UK law grants copyright protection for wholly computer-generated works.1 The Government proposes to continue monitoring the value of this protection but has signalled that it will be removed in the absence of evidence justifying its retention (the Report notes that most jurisdictions do not provide copyright protection for computer-generated works, including the US and China, both of which experience higher investment in AI than the UK). This is the firmest suggestion of legislative reform in the Report and could be significant for businesses relying on copyright protection for wholly AI-generated works: ensuring meaningful human creative involvement in the generative process is now the safer route.
- Digital replicas: a new personality right under consideration
UK law provides no general right of personality, and the existing patchwork of legal protections may not adequately address the growing risk of non-consensual AI-generated replicas of a person's voice or likeness.
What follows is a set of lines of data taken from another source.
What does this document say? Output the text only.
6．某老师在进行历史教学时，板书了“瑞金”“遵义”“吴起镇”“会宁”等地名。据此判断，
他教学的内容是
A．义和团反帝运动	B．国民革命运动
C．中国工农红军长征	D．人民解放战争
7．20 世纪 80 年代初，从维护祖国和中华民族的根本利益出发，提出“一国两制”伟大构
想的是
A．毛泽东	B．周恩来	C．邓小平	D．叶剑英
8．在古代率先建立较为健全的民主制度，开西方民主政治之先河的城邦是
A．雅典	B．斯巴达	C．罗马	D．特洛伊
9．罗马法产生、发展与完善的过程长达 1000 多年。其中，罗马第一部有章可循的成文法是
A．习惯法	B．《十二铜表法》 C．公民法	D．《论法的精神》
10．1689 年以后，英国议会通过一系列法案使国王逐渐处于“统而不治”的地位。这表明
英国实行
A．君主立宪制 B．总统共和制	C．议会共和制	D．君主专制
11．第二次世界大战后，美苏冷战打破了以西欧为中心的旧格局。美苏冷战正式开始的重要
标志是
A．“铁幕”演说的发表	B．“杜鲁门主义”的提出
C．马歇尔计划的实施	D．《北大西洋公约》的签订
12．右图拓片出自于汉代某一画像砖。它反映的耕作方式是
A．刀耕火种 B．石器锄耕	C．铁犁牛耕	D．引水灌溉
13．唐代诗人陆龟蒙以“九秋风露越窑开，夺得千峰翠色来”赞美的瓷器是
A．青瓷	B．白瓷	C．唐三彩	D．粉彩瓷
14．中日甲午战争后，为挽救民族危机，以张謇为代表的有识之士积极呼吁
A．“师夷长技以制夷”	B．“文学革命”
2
The Government proposes to explore a range of options, including whether a new statutory personality or digital replica right would be appropriate, but stops short of committing to any specific reform. This is an area to watch carefully, as the implications of such a right could extend beyond the AI context, reshaping how individuals in the UK can control the use of their likeness and voice in media and entertainment more generally.
Comment
The overarching theme of this report is deferral. Despite significant industry pressure, the Government's response is to monitor, explore best practice, and wait for international developments to take shape before committing to any real action. Rightsholders can take some comfort that their existing protections remain intact. However, the report offers little in the way of immediate resolution and will disappoint those on either side of the debate who were hoping for swift action or a clear direction of travel.